Seit vielen Jahren gibt es Zank zwischen Henrique Salas Feo, dem Gouverneur Carabobos, und Enzo Scarano, Bürgermeister von San Diego. Der Streit eskaliert jetzt. Um dies alles zu verstehen, müssen wir ein bisschen über Venezuela erklären.


Caudillismo ist eines der typischen Merkmale der lateinamerikanischen Wirklichkeit. In Venezuela ist das nicht anders. Präsidentielle Regierungssysteme haben die Macht des Militärfûhrers, später manchmal des vom Militär geduldeten Zivilführer verstärkt.  Lange Zeit durften Venezolaner nur den Präsidenten und die Abgeordneten wählen, wenn überhaupt. Ab 1958 durften sie das völlig demokratisch tun. Ab 1988 durfen sie auch für Gouverneure und Bürgermeister stimmen. Das hat ein bisschen Konkurrenz verschafft, aber nicht viel. Fast alle mittel- bis hochrangigen Angestellte sowie viele einfachen Mitarbeiter bei Bundesstaaten und Gemeinden werden von der jeweiligen Regierung angeheuert. Da die Regierungen die wichtigsten Arbeitgeber in einem Petroland sind, ist Klientelismus programmiert. Als Chávez an die Macht kam, began er, so schnell wie möglich die im Jahr 1988 eingeleitete Dezentralisierung zu demontieren. Er nahm immer wieder Kompetenzen von den Regionen weg...am Ende durch ein berüchtigtest Ermächtigungsgesetz. So ist die Lage der Gouverneure und Bürgermeister nun schwerer denn je. Trotztdem könnte es besser sein...wenn sie nicht so feudal denken würden.
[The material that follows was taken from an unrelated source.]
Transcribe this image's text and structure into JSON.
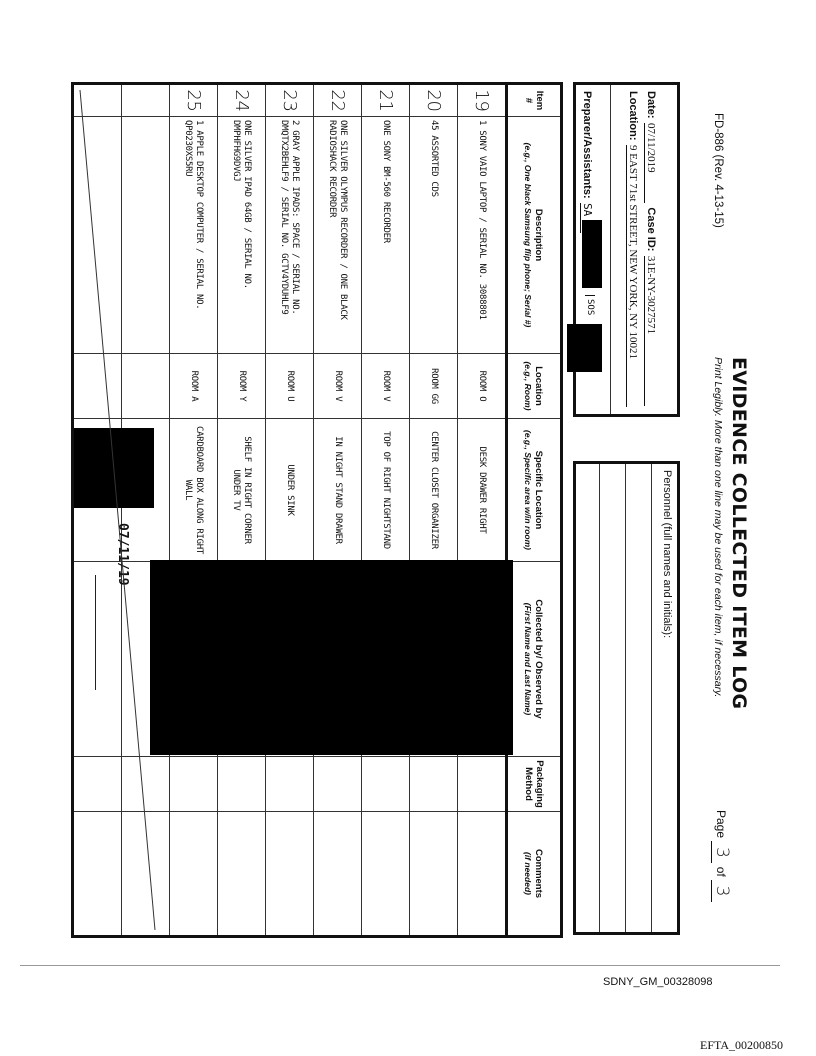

Die Oppositionsführer insbesondere in Carabobo haben die typische feudalistische Einstellung. Sie sind etwas besser als die Chávez-Bonzen aber nur so viel.

Die venezolanische Opposition hatte sich im Jahr 2010 geeinigt, eine einzige Liste für alle Wahlen zu stellen. In manchen Regionen würde man dafür Vorwahlen organisieren...in anderen, wo "die Präferenz für eine Partei deutlich liegt" nicht. Das Problem ist, dass diese Präferenz auf Klientelismus pur basiert, auf die Wahlen auf einem bestimmten Zeitpunkt in der Vergangenheit und auf die Tatsache, dass man in Venezuela einfach für den Kandidat der Opposition seine Stimme gibt, nicht für eine Partei. Dies führt dazu, dass sich der Kandidat der Opposition in dieser oder jener Region verewigt und keine Chance für andere Kandidaten der Opposition gibt.

Carabobo hat ein Gouverneur der Opposition an der Macht. Man hat ihn vor allem gewählt, weil man den Chávez-Kandidat auf keinen Fall wollte...aber eher nur darum. Der Gouverneur, Salas Feo, ist der Sohn eines früheren Gouverneurs, Salas Römer. Salas Römer hatte eine Frau der Familie Feo geheiratet. Unter den Feos gab es seit dem 19. Jahrhundert hochrangige Politiker in Carabobo.

Der Gouverneur von Naguanagua, eine Stadt, die nördliche von Valencia liegt und seit langem mit Valencia zusammengewachsen ist, ist der Cousin von Salas. Der alte Salas Römer hatte seine Partei, Proyecto Venezuela, Ende der Achziger gegründet, als seine frühere Partei, COPEI, ihn nicht als Kandidat für Carabobo stellen wollte. Nun wollen die Salas-Feo so weit es geht alle Stellen im Bundesland haben. Das ist ihr Feudalgebiet. In der Gemeinde San Diego ist aber seit Jahren eine neue Persönlichkeit erschienen: Enzo Scarano. Enzo Scarano ist ein Unternehmer und genauso wie die Salas hat er auch eine sehr starke feudale Einstellung und auch wie sie will er seine Familie an der Macht - so oder so - sehen.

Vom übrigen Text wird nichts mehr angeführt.